I missed that, it was a long post & my short term memory is poor. :(
>
> His problem appears to be getting Emacs to communicate with the
> printing system rather than the system itself.
>
> > available printers to the rest of the machines on my local network
> > (I am behind a router running dd.wrt so its pretty wide open here,
> > with all addresses set in host files at an not well used class c
> > address in the 192.168 class B block. security by obscurity and NAT
> > rules in the router).
> >
> > The Browsing section of the cupsd.conf of this machine:
> > (comments excised for some reason unk to me)
>
> I'll add some then :).
>
> > LogLevel warn
>
> Ok.
>
> > SystemGroup lpadmin root gene
> > Group sys gene
> > User lp gene
>
> These directives should be in /etc/cups/cups-files.

I was just making sure I could kill a job gone wild without having to 
become root on a rootless system to do it. My color laser would have 
wasted 40 sheets of paper while I was gaining access rights.

> root doesn't need to be in SystemGroup. There might be a good reason
> for the presence of group gene but I cannot think of one.

Root was inherited from a previous config, and gene is the operative that 
lets me do admin stuff.  It is my machine. :) Thats also why I appended 
the network/security part of my msg.  Its terrible practice if the 
machine is connected directly to the modem.

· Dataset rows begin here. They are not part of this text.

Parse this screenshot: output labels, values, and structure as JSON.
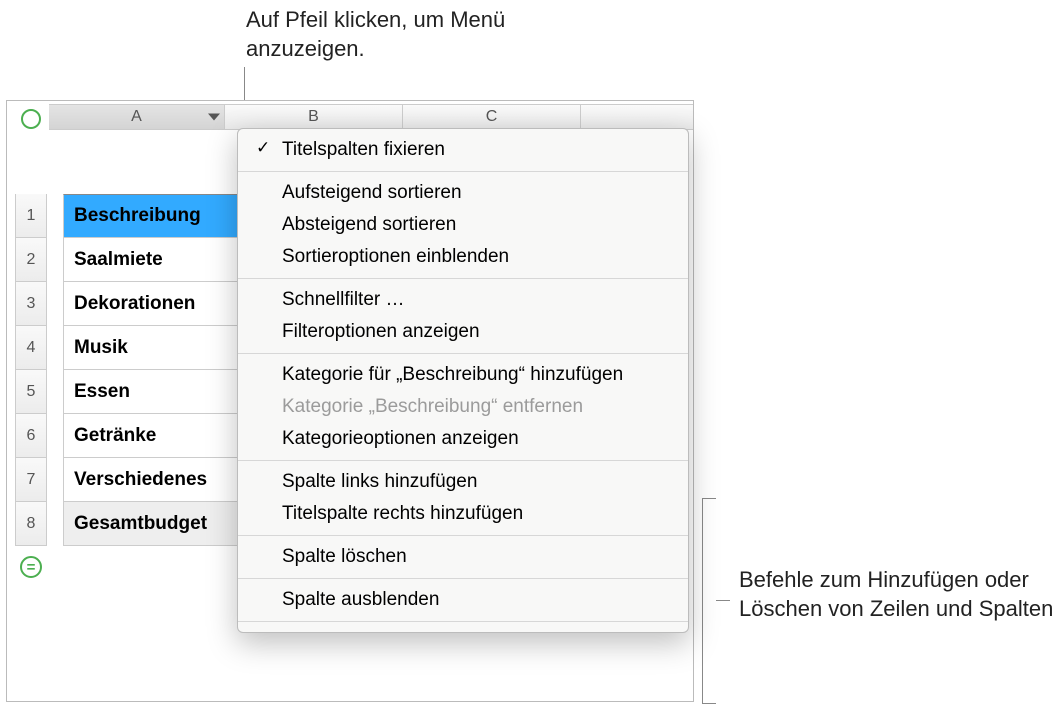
{
  "annotations": {
    "top": "Auf Pfeil klicken, um Menü anzuzeigen.",
    "right": "Befehle zum Hinzufügen oder Löschen von Zeilen und Spalten"
  },
  "columns": [
    "A",
    "B",
    "C"
  ],
  "selected_column": "A",
  "row_numbers": [
    "1",
    "2",
    "3",
    "4",
    "5",
    "6",
    "7",
    "8"
  ],
  "add_row_symbol": "=",
  "rows": [
    {
      "label": "Beschreibung",
      "type": "header"
    },
    {
      "label": "Saalmiete",
      "type": "bold"
    },
    {
      "label": "Dekorationen",
      "type": "bold"
    },
    {
      "label": "Musik",
      "type": "bold"
    },
    {
      "label": "Essen",
      "type": "bold"
    },
    {
      "label": "Getränke",
      "type": "bold"
    },
    {
      "label": "Verschiedenes",
      "type": "bold"
    },
    {
      "label": "Gesamtbudget",
      "type": "footer"
    }
  ],
  "menu": {
    "groups": [
      [
        {
          "label": "Titelspalten fixieren",
          "checked": true
        }
      ],
      [
        {
          "label": "Aufsteigend sortieren"
        },
        {
          "label": "Absteigend sortieren"
        },
        {
          "label": "Sortieroptionen einblenden"
        }
      ],
      [
        {
          "label": "Schnellfilter …"
        },
        {
          "label": "Filteroptionen anzeigen"
        }
      ],
      [
        {
          "label": "Kategorie für „Beschreibung“ hinzufügen"
        },
        {
          "label": "Kategorie „Beschreibung“ entfernen",
          "disabled": true
        },
        {
          "label": "Kategorieoptionen anzeigen"
        }
      ],
      [
        {
          "label": "Spalte links hinzufügen"
        },
        {
          "label": "Titelspalte rechts hinzufügen"
        }
      ],
      [
        {
          "label": "Spalte löschen"
        }
      ],
      [
        {
          "label": "Spalte ausblenden"
        }
      ]
    ]
  }
}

> The default for Group and User on Debian is lp. gene and sys seem to
> be superfluous.

Probably.
>
> > Port 631
>
> Needed if you want to allow remote access.
>
> > Listen /var/run/cups/cups.sock
>
> Fine.
>
> > Browsing On
> > BrowseOrder allow,deny
> > BrowseAllow all
> > BrowseRemoteProtocols CUPS
> > BrowseAddress @LOCAL
> > BrowseLocalProtocols CUPS dnssd
>
> This is almost the standard Wheezy,

Correct, the install here is not exactly wheezy, but is based on it.
> It will not suffice on Jessie. The 
> BrowseOrder, BrowseAllow, BrowseAddress and BrowseRemoteProtocols
> directives are no longer part of cups. cups also know nothing about
> 'CUPS'.

Gah, Mike's been playing again, or someone at debian.  What was wrong 
with the way it did work?

As for Mike, I've known him since he was DodgeColt on Delphi.

> [Some lines relevant to the topic snipped]
>
> > One of my printers has an ethernet port and is a bit faster if I use
> > it, hence the dnssd addition in the Protocols.
>
> dnssd and ethernet ports are unrelated.

The dnssd showed up sometime after I'd set the printer up at a local 
ethernet address, I didn't make a conscious effort to add it.  Bad 
assumption on my part?
>
> > The critical section to check would seem to be the "Browsing..."
> > By default, this is not enabled but "Off", and you also need to
> > check
>
> Browsing is 'on' by default on Jessie.

Excellent.  If and when I ever get to Jessie. I am somewhat constrained 
by at least keeping the sim modes of LinuxCNC working here.

> [Many lines irrelevant to the topic snipped]

Cheers, Gene Heskett
-- 
"There are four boxes to be used in defense of liberty:
 soap, ballot, jury, and ammo. Please use in that order."